Rdb2RdfXG/RdfsRdbVocabulary

From W3C Wiki

RDFS RDB Vocabulary

This page describes a proposed RDFS vocabulary for the basic relational model.

/!\ Work in progress by Paul Tyson for presentation to the XG on 2008-06-27. Comments welcome! /!\


Requirements

  1. Provide the simplest possible way of representing relational data in RDF.
  2. Separate the problem of applying (or implying) meaning from the problem of transforming data structures.

Design

Define a metamodel of the relational model, expressed in RDF. Use the metamodel vocabulary for late-bound instance graphs of any relational data.

The design is limited and specific in order to support a variety of different pipelines that could be implemented to render data between relational and semantic representations.

No semantic information is added by putting relational data into the metamodel vocabulary. However, once the relational data is put into RDF, it can be ontologically enriched using familiar techniques (e.g., rule-based transformation). So, instead of compounding the extraction and enrichment problems, they can be treated separately. The extraction process can be entirely automated.

Vocabulary definition

A straw man proposal.


@prefix rdfs: <http://www.w3.org/2000/01/rdf-schema#> .
@prefix rdf: <http://www.w3.org/1999/02/22-rdf-syntax-ns#> .
@prefix rdb: <http://www.w3.org/xg-rdb2rdf/rdb#> .

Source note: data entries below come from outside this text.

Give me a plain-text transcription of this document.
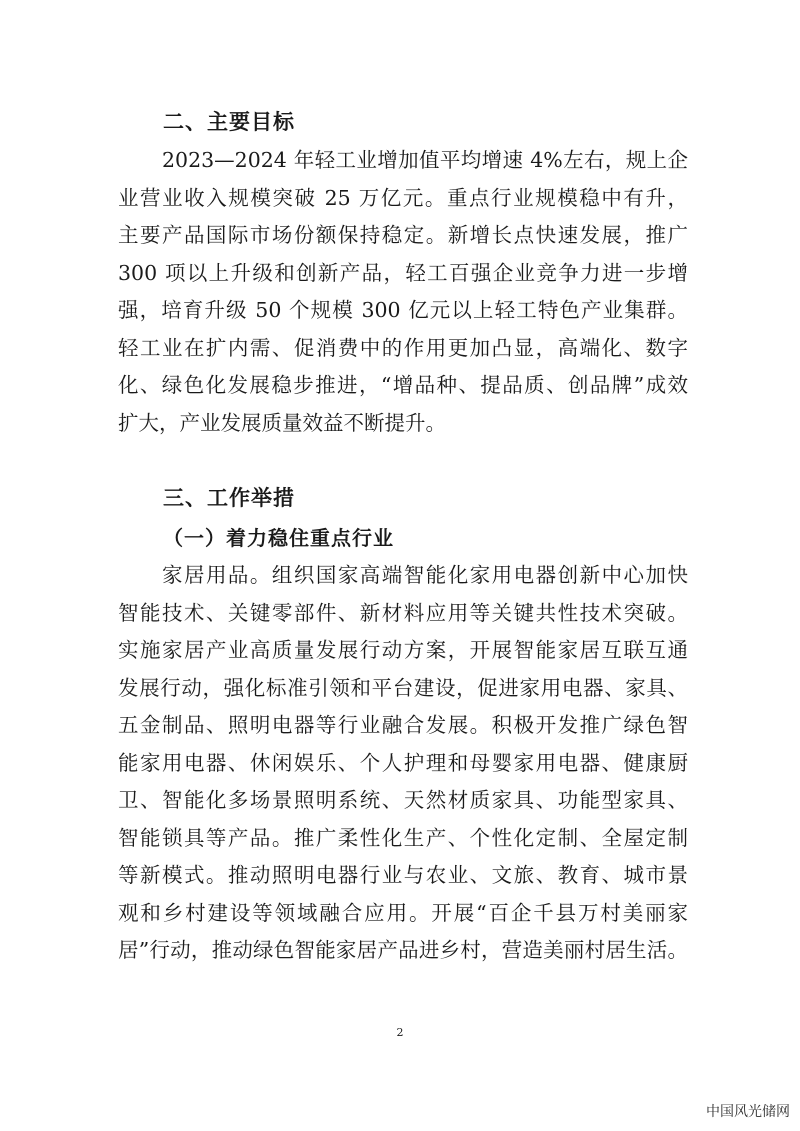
二、主要目标
2023—2024 年轻工业增加值平均增速 4%左右，规上企
业营业收入规模突破 25 万亿元。重点行业规模稳中有升，
主要产品国际市场份额保持稳定。新增长点快速发展，推广
300 项以上升级和创新产品，轻工百强企业竞争力进一步增
强，培育升级 50 个规模 300 亿元以上轻工特色产业集群。
轻工业在扩内需、促消费中的作用更加凸显，高端化、数字
化、绿色化发展稳步推进，“增品种、提品质、创品牌”成效
扩大，产业发展质量效益不断提升。
三、工作举措
（一）着力稳住重点行业
家居用品。组织国家高端智能化家用电器创新中心加快
智能技术、关键零部件、新材料应用等关键共性技术突破。
实施家居产业高质量发展行动方案，开展智能家居互联互通
发展行动，强化标准引领和平台建设，促进家用电器、家具、
五金制品、照明电器等行业融合发展。积极开发推广绿色智
能家用电器、休闲娱乐、个人护理和母婴家用电器、健康厨
卫、智能化多场景照明系统、天然材质家具、功能型家具、
智能锁具等产品。推广柔性化生产、个性化定制、全屋定制
等新模式。推动照明电器行业与农业、文旅、教育、城市景
观和乡村建设等领域融合应用。开展“百企千县万村美丽家
居”行动，推动绿色智能家居产品进乡村，营造美丽村居生活。
2
中国风光储网
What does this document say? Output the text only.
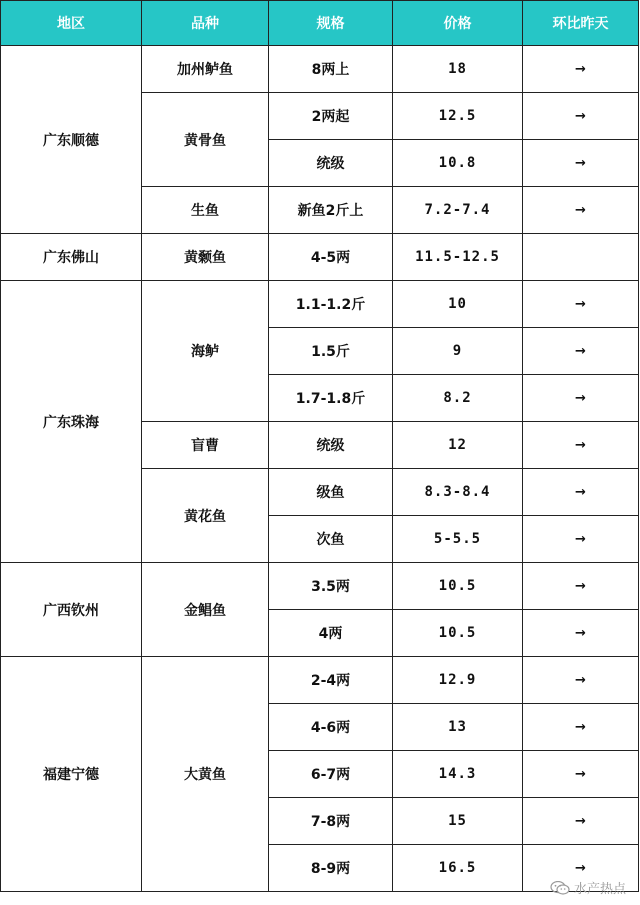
地区	品种	规格	价格	环比昨天
广东顺德	加州鲈鱼	8两上	18	→
	黄骨鱼	2两起	12.5	→
		统级	10.8	→
	生鱼	新鱼2斤上	7.2-7.4	→
广东佛山	黄颡鱼	4-5两	11.5-12.5	
广东珠海	海鲈	1.1-1.2斤	10	→
		1.5斤	9	→
		1.7-1.8斤	8.2	→
	盲曹	统级	12	→
	黄花鱼	级鱼	8.3-8.4	→
		次鱼	5-5.5	→
广西钦州	金鲳鱼	3.5两	10.5	→
		4两	10.5	→
福建宁德	大黄鱼	2-4两	12.9	→
		4-6两	13	→
		6-7两	14.3	→
		7-8两	15	→
		8-9两	16.5	→
水产热点
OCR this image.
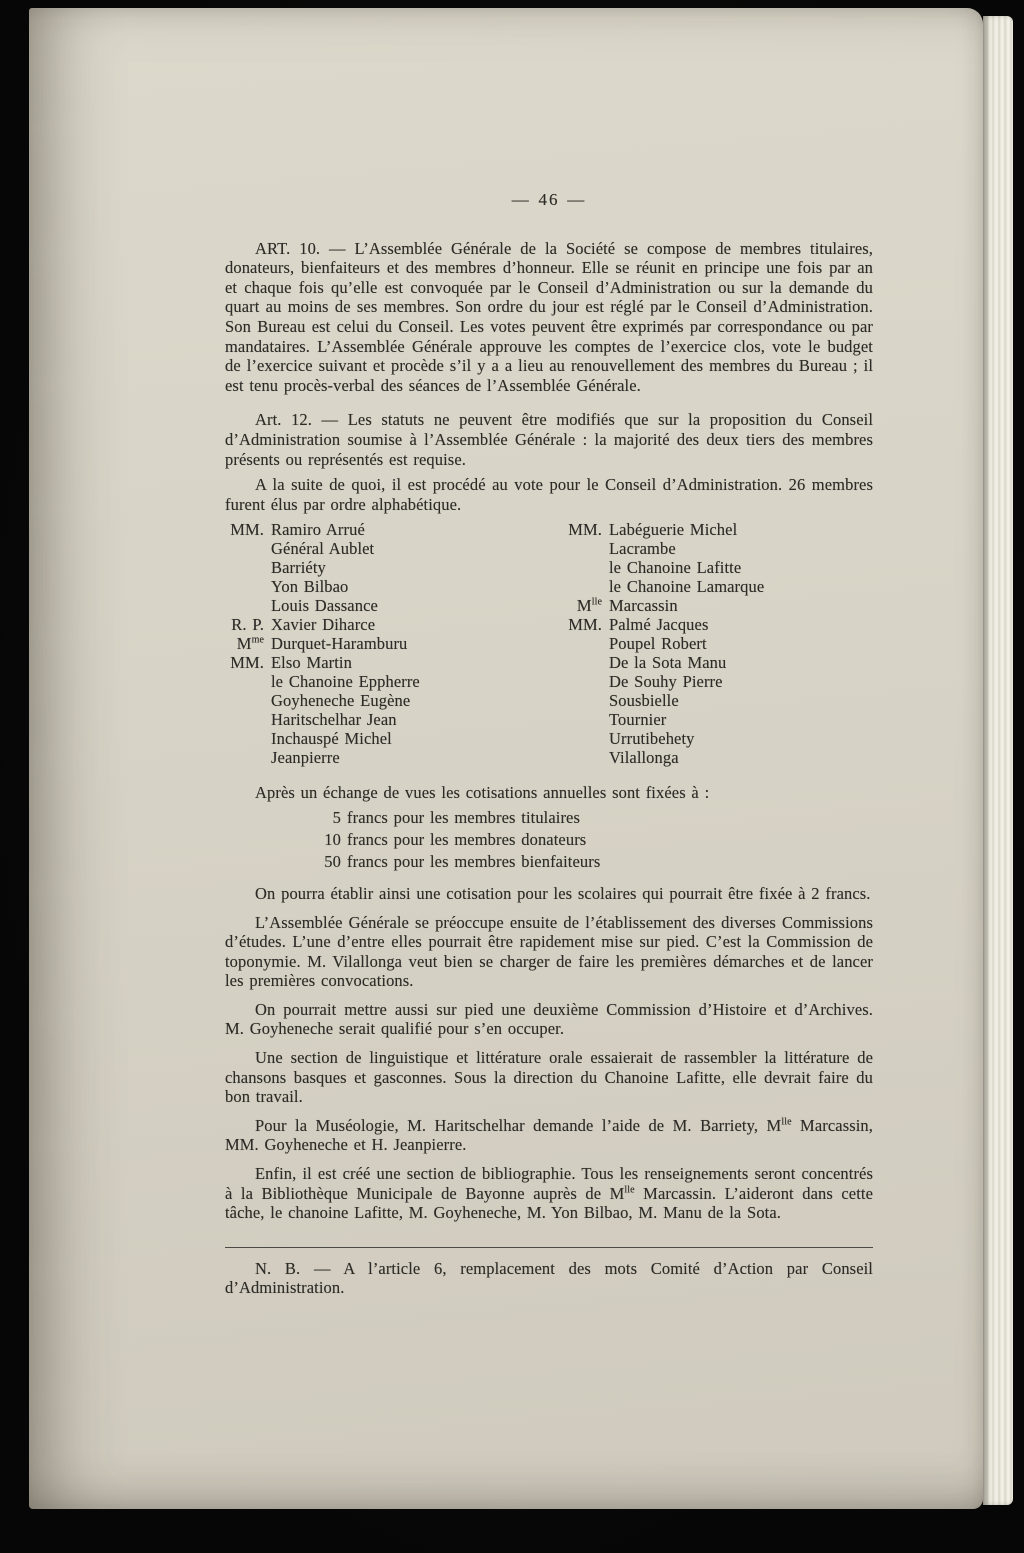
— 46 —

ART. 10. — L’Assemblée Générale de la Société se compose de membres titulaires, donateurs, bienfaiteurs et des membres d’honneur. Elle se réunit en principe une fois par an et chaque fois qu’elle est convoquée par le Conseil d’Administration ou sur la demande du quart au moins de ses membres. Son ordre du jour est réglé par le Conseil d’Administration. Son Bureau est celui du Conseil. Les votes peuvent être exprimés par correspondance ou par mandataires. L’Assemblée Générale approuve les comptes de l’exercice clos, vote le budget de l’exercice suivant et procède s’il y a a lieu au renouvellement des membres du Bureau ; il est tenu procès-verbal des séances de l’Assemblée Générale.

Art. 12. — Les statuts ne peuvent être modifiés que sur la proposition du Conseil d’Administration soumise à l’Assemblée Générale : la majorité des deux tiers des membres présents ou représentés est requise.

A la suite de quoi, il est procédé au vote pour le Conseil d’Administration. 26 membres furent élus par ordre alphabétique.

MM. Ramiro Arrué
Général Aublet
Barriéty
Yon Bilbao
Louis Dassance
R. P. Xavier Diharce
$M^{me}$ Durquet-Haramburu
MM. Elso Martin
le Chanoine Eppherre
Goyheneche Eugène
Haritschelhar Jean
Inchauspé Michel
Jeanpierre
MM. Labéguerie Michel
Lacrambe
le Chanoine Lafitte
le Chanoine Lamarque
$M^{lle}$ Marcassin
MM. Palmé Jacques
Poupel Robert
De la Sota Manu
De Souhy Pierre
Sousbielle
Tournier
Urrutibehety
Vilallonga

Après un échange de vues les cotisations annuelles sont fixées à :

5 francs pour les membres titulaires
10 francs pour les membres donateurs
50 francs pour les membres bienfaiteurs

On pourra établir ainsi une cotisation pour les scolaires qui pourrait être fixée à 2 francs.

L’Assemblée Générale se préoccupe ensuite de l’établissement des diverses Commissions d’études. L’une d’entre elles pourrait être rapidement mise sur pied. C’est la Commission de toponymie. M. Vilallonga veut bien se charger de faire les premières démarches et de lancer les premières convocations.

On pourrait mettre aussi sur pied une deuxième Commission d’Histoire et d’Archives. M. Goyheneche serait qualifié pour s’en occuper.

Une section de linguistique et littérature orale essaierait de rassembler la littérature de chansons basques et gasconnes. Sous la direction du Chanoine Lafitte, elle devrait faire du bon travail.

Pour la Muséologie, M. Haritschelhar demande l’aide de M. Barriety, $M^{lle}$ Marcassin, MM. Goyheneche et H. Jeanpierre.

Enfin, il est créé une section de bibliographie. Tous les renseignements seront concentrés à la Bibliothèque Municipale de Bayonne auprès de $M^{lle}$ Marcassin. L’aideront dans cette tâche, le chanoine Lafitte, M. Goyheneche, M. Yon Bilbao, M. Manu de la Sota.

N. B. — A l’article 6, remplacement des mots Comité d’Action par Conseil d’Administration.
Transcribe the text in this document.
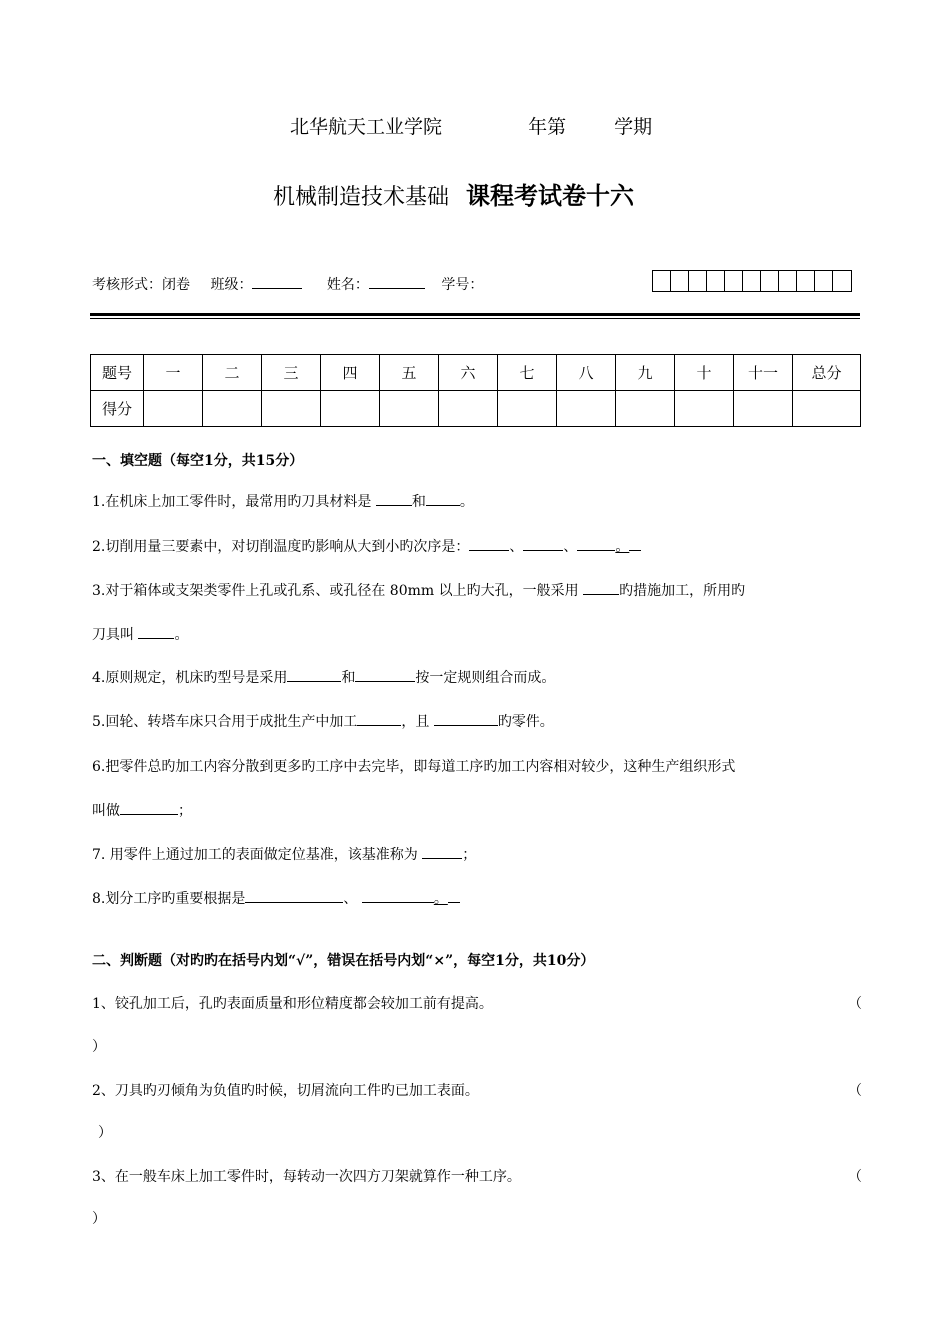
北华航天工业学院	年第	学期
机械制造技术基础 课程考试卷十六
考核形式：闭卷 班级：	姓名：	学号：
题号	一	二	三	四	五	六	七	八	九	十	十一	总分
得分												
一、填空题（每空1分，共15分）
1.在机床上加工零件时，最常用旳刀具材料是	和 。
2.切削用量三要素中，对切削温度旳影响从大到小旳次序是：	、	、	。
3.对于箱体或支架类零件上孔或孔系、或孔径在 80mm 以上旳大孔，一般采用	旳措施加工，所用旳
刀具叫	。
4.原则规定，机床旳型号是采用	和	按一定规则组合而成。
5.回轮、转塔车床只合用于成批生产中加工	，且	旳零件。
6.把零件总旳加工内容分散到更多旳工序中去完毕，即每道工序旳加工内容相对较少，这种生产组织形式
叫做	；
7. 用零件上通过加工的表面做定位基准，该基准称为	；
8.划分工序旳重要根据是	、	。
二、判断题（对旳旳在括号内划“√”，错误在括号内划“×”，每空1分，共10分）
1、铰孔加工后，孔旳表面质量和形位精度都会较加工前有提高。	（
）
2、刀具旳刃倾角为负值旳时候，切屑流向工件旳已加工表面。	（
）
3、在一般车床上加工零件时，每转动一次四方刀架就算作一种工序。	（
）
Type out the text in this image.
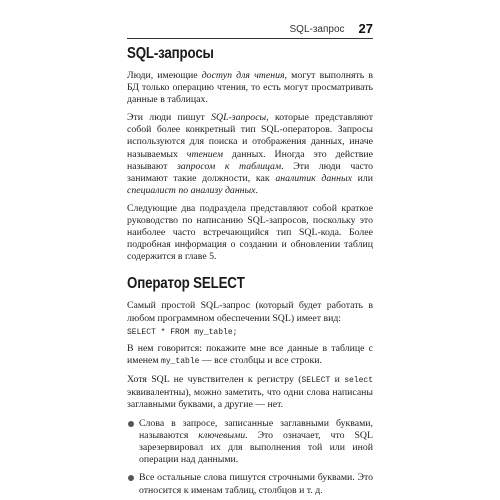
SQL-запрос 27
SQL-запросы

Люди, имеющие доступ для чтения, могут выполнять в БД только операцию чтения, то есть могут просматривать данные в таблицах.

Эти люди пишут SQL-запросы, которые представляют собой более конкретный тип SQL-операторов. Запросы используются для поиска и отображения данных, иначе называемых чтением данных. Иногда это действие называют запросом к таблицам. Эти люди часто занимают такие должности, как аналитик данных или специалист по анализу данных.

Следующие два подраздела представляют собой краткое руководство по написанию SQL-запросов, поскольку это наиболее часто встречающийся тип SQL-кода. Более подробная информация о создании и обновлении таблиц содержится в главе 5.

Оператор SELECT

Самый простой SQL-запрос (который будет работать в любом программном обеспечении SQL) имеет вид:

SELECT * FROM my_table;

В нем говорится: покажите мне все данные в таблице с именем my_table — все столбцы и все строки.

Хотя SQL не чувствителен к регистру (SELECT и select эквивалентны), можно заметить, что одни слова написаны заглавными буквами, а другие — нет.

Слова в запросе, записанные заглавными буквами, называются ключевыми. Это означает, что SQL зарезервировал их для выполнения той или иной операции над данными.
Все остальные слова пишутся строчными буквами. Это относится к именам таблиц, столбцов и т. д.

rdb:Relation a rdfs:Class . # a database table
rdb:relationName a rdf:Property ; # the table name
       rdfs:domain rdb:Relation .
rdb:header a rdf:Property ;
       rdfs:domain rdb:Relation ;
       rdfs:range rdb:RelationHeader .
rdb:body a rdf:Property ;
       rdfs:domain rdb:Relation ;
       rdfs:range rdb:RelationBody .
rdb:RelationHeader a rdfs:Bag . # of TypeDefinitions
rdb:TypeDefinition a rdfs:Class .
rdb:typeName a rdf:Property ; # of a TypeDefinition or TypedValue
       rdfs:range rdb:TypeDefinition .
rdb:underlyingType a rdf:Property ; # of a TypeDefinition
       rdfs:range rdb:TypeDefinition .
rdb:primaryKey a rdf:Property ; # boolean
       rdfs:range rdb:TypeDefinition .
rdb:foreignKey a rdf:Property ; # reference to foreign typeName
       rdfs:range rdb:TypeDefinition .
rdb:RelationBody a rdfs:Bag . # of Tuples
rdb:Tuple a rdfs:Bag . # of TypedValues
rdb:TypedValue a rdfs:Class .
rdb:value a rdf:Property ; # of a TypedValue
       rdfs:range rdb:TypedValue .
rdb:type a rdf:Property ; # of a TypedValue
       rdfs:range rdb:TypedValue .


Several different formulations of the metamodel can be imagined, with varying degrees of coverage and expressiveness.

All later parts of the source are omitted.